基于数字孪生的多轴数控机床轮廓误差抑制方法

It is difficult to control the contour error in high-speed and high-precision machining with(Computer Numerical Control, CNC)machine tools. Aiming at this problem, a Digital Twin (DT) based contour error reduction method was proposed. As a key executive component of CNC machine tools, the multi-axis feed drive system was taken as the specific object to elaborate a closed-loop technology framework of "modeling-prediction-control" for contour error reduction. In view of the multi-attribute and cross-coupling characteristics of the multi-axis feed system, its high-fidelity DT model was established. Through the transmission of the multi-granular information between the digital and physical spaces, the DT and physical entity could be accurately synchronized in different dimensions and various time-scales. With the reduced-order characterization of the DT model, the dynamic relationship of the contour error and its multi-influencing factors was modeled, and the dynamic estimation of the contour error was realized with the integration of the multi-granularity information.

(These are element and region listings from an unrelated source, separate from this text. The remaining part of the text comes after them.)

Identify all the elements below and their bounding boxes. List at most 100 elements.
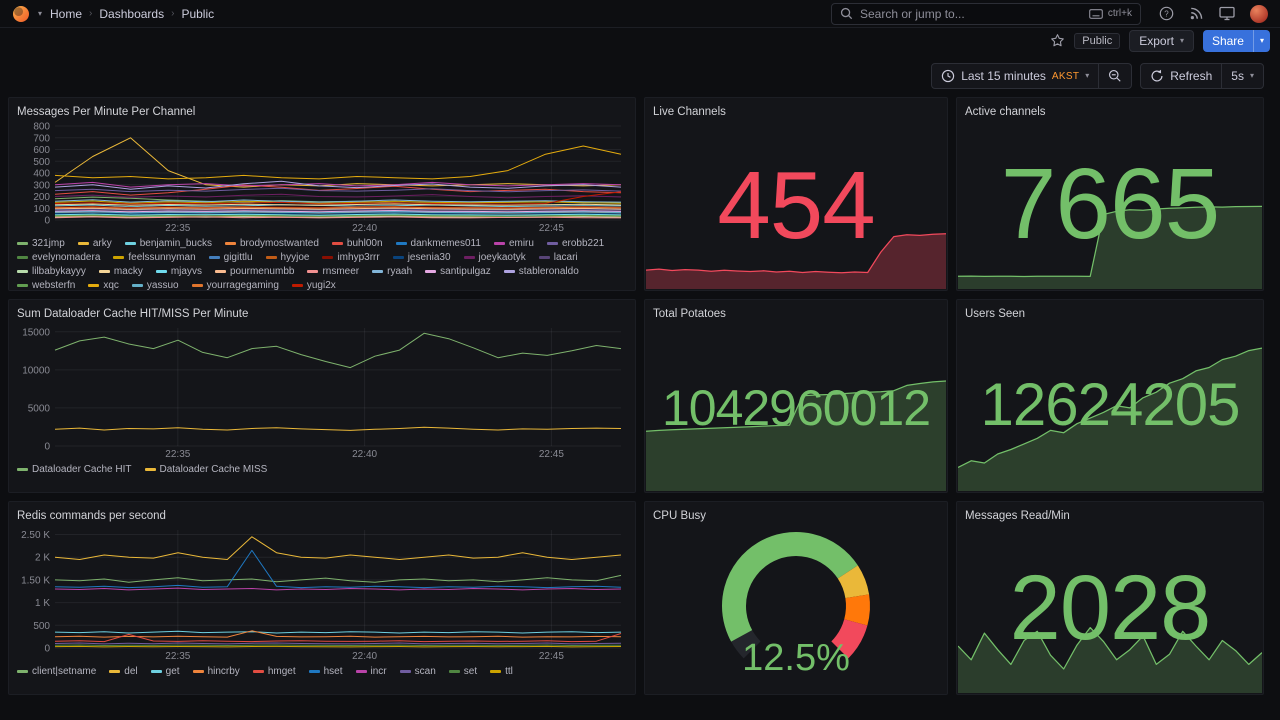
svg-text:2 K: 2 K <box>35 553 50 564</box>
share-button[interactable]: Share ▾ <box>1202 29 1270 52</box>
svg-text:?: ? <box>1164 9 1169 18</box>
legend-item[interactable]: jesenia30 <box>392 252 451 263</box>
legend-item[interactable]: yassuo <box>131 280 179 290</box>
legend-item[interactable]: 321jmp <box>17 238 65 249</box>
legend-label: scan <box>414 666 436 677</box>
panel-title[interactable]: Messages Read/Min <box>965 510 1070 522</box>
legend-swatch <box>546 242 558 245</box>
legend-swatch <box>88 284 100 287</box>
panel-title[interactable]: Sum Dataloader Cache HIT/MISS Per Minute <box>17 308 249 320</box>
legend-swatch <box>17 468 28 471</box>
legend-item[interactable]: yourragegaming <box>191 280 279 290</box>
legend-item[interactable]: buhl00n <box>331 238 383 249</box>
help-icon[interactable]: ? <box>1159 6 1174 21</box>
monitor-icon[interactable] <box>1219 6 1235 21</box>
time-range-picker[interactable]: Last 15 minutes AKST ▾ <box>932 64 1098 88</box>
logo-chevron-down-icon[interactable]: ▾ <box>38 8 43 18</box>
legend-item[interactable]: dankmemes011 <box>395 238 481 249</box>
legend-item[interactable]: hincrby <box>192 666 240 677</box>
legend-item[interactable]: lilbabykayyy <box>17 266 86 277</box>
news-rss-icon[interactable] <box>1189 6 1204 21</box>
svg-text:0: 0 <box>44 442 50 453</box>
panel-title[interactable]: Messages Per Minute Per Channel <box>17 106 196 118</box>
legend-label: macky <box>113 266 143 277</box>
legend-item[interactable]: hset <box>308 666 343 677</box>
grafana-logo[interactable] <box>12 5 30 23</box>
legend-item[interactable]: xqc <box>88 280 119 290</box>
legend-label: dankmemes011 <box>410 238 481 249</box>
legend-item[interactable]: stableronaldo <box>503 266 579 277</box>
time-range-label: Last 15 minutes <box>961 69 1046 83</box>
legend-item[interactable]: erobb221 <box>546 238 604 249</box>
legend-swatch <box>448 670 460 673</box>
legend-swatch <box>131 284 143 287</box>
legend-item[interactable]: santipulgaz <box>425 266 491 277</box>
legend-swatch <box>113 256 125 259</box>
refresh-interval-picker[interactable]: 5s ▾ <box>1221 64 1263 88</box>
svg-text:22:35: 22:35 <box>165 449 190 460</box>
panel-dataloader-cache: Sum Dataloader Cache HIT/MISS Per Minute… <box>8 299 636 493</box>
legend-item[interactable]: ryaah <box>372 266 412 277</box>
gauge-value: 12.5% <box>742 637 850 679</box>
legend-item[interactable]: lacari <box>538 252 578 263</box>
legend-item[interactable]: scan <box>399 666 436 677</box>
breadcrumb-public[interactable]: Public <box>181 6 215 21</box>
star-icon[interactable] <box>1050 33 1065 48</box>
panel-messages-read: Messages Read/Min 2028 <box>956 501 1264 695</box>
legend-item[interactable]: yugi2x <box>291 280 336 290</box>
legend-item[interactable]: arky <box>77 238 112 249</box>
dashboard-tag-public[interactable]: Public <box>1074 32 1121 49</box>
legend-item[interactable]: benjamin_bucks <box>124 238 212 249</box>
svg-text:10000: 10000 <box>22 365 50 376</box>
clock-icon <box>942 69 955 83</box>
legend-item[interactable]: set <box>448 666 477 677</box>
legend-item[interactable]: gigittlu <box>208 252 253 263</box>
svg-text:22:35: 22:35 <box>165 223 190 234</box>
time-series-chart[interactable]: 0 500 1 K 1.50 K 2 K 2.50 K 22:35 22:40 22:45 <box>17 524 627 662</box>
stat-sparkline <box>957 204 1263 289</box>
panel-total-potatoes: Total Potatoes 1042960012 <box>644 299 948 493</box>
legend-item[interactable]: hyyjoe <box>265 252 309 263</box>
stat-value: 454 <box>717 152 875 259</box>
panel-title[interactable]: Redis commands per second <box>17 510 166 522</box>
breadcrumb-home[interactable]: Home <box>50 6 83 21</box>
legend-item[interactable]: ttl <box>490 666 513 677</box>
legend-item[interactable]: rnsmeer <box>307 266 359 277</box>
refresh-label: Refresh <box>1170 69 1213 83</box>
time-series-chart[interactable]: 0 5000 10000 15000 22:35 22:40 22:45 <box>17 322 627 460</box>
legend-item[interactable]: macky <box>98 266 143 277</box>
legend-item[interactable]: joeykaotyk <box>463 252 526 263</box>
time-series-chart[interactable]: 0 100 200 300 400 500 600 700 800 22:35 22:40 22:45 <box>17 120 627 234</box>
user-avatar[interactable] <box>1250 4 1268 23</box>
refresh-button[interactable]: Refresh <box>1141 64 1221 88</box>
svg-text:0: 0 <box>44 644 50 655</box>
legend-item[interactable]: del <box>109 666 138 677</box>
breadcrumb-dashboards[interactable]: Dashboards <box>99 6 165 21</box>
legend-item[interactable]: emiru <box>493 238 534 249</box>
legend-item[interactable]: Dataloader Cache HIT <box>17 464 132 475</box>
legend-item[interactable]: websterfn <box>17 280 75 290</box>
search-input[interactable]: Search or jump to... ctrl+k <box>831 2 1141 25</box>
panel-title[interactable]: CPU Busy <box>653 510 707 522</box>
legend-item[interactable]: Dataloader Cache MISS <box>144 464 267 475</box>
legend-item[interactable]: brodymostwanted <box>224 238 319 249</box>
legend-item[interactable]: feelssunnyman <box>113 252 196 263</box>
panel-title[interactable]: Active channels <box>965 106 1046 118</box>
stat-sparkline <box>645 379 947 491</box>
svg-text:700: 700 <box>33 133 50 144</box>
legend-item[interactable]: imhyp3rrr <box>322 252 380 263</box>
legend-item[interactable]: get <box>150 666 180 677</box>
legend-item[interactable]: mjayvs <box>155 266 202 277</box>
legend-item[interactable]: hmget <box>252 666 296 677</box>
legend-item[interactable]: client|setname <box>17 666 96 677</box>
legend-item[interactable]: incr <box>355 666 387 677</box>
legend-item[interactable]: evelynomadera <box>17 252 100 263</box>
panel-title[interactable]: Live Channels <box>653 106 726 118</box>
panel-title[interactable]: Users Seen <box>965 308 1026 320</box>
panel-title[interactable]: Total Potatoes <box>653 308 726 320</box>
zoom-out-time-button[interactable] <box>1098 64 1131 88</box>
legend-label: Dataloader Cache HIT <box>32 464 132 475</box>
legend-item[interactable]: pourmenumbb <box>214 266 294 277</box>
export-button[interactable]: Export ▾ <box>1129 29 1194 52</box>
share-dropdown-toggle[interactable]: ▾ <box>1252 29 1270 52</box>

Based on the dynamic estimation result of the contour error, a comprehensive suppression method of the contour error was proposed to realize the interpolation control of the multi-axis feed drive system with time-varying motion control parameters. The synchronous motion experiment of the digital and physical spaces was conducted in a small three-axis CNC machine tool, and the effectiveness of the proposed method was verified.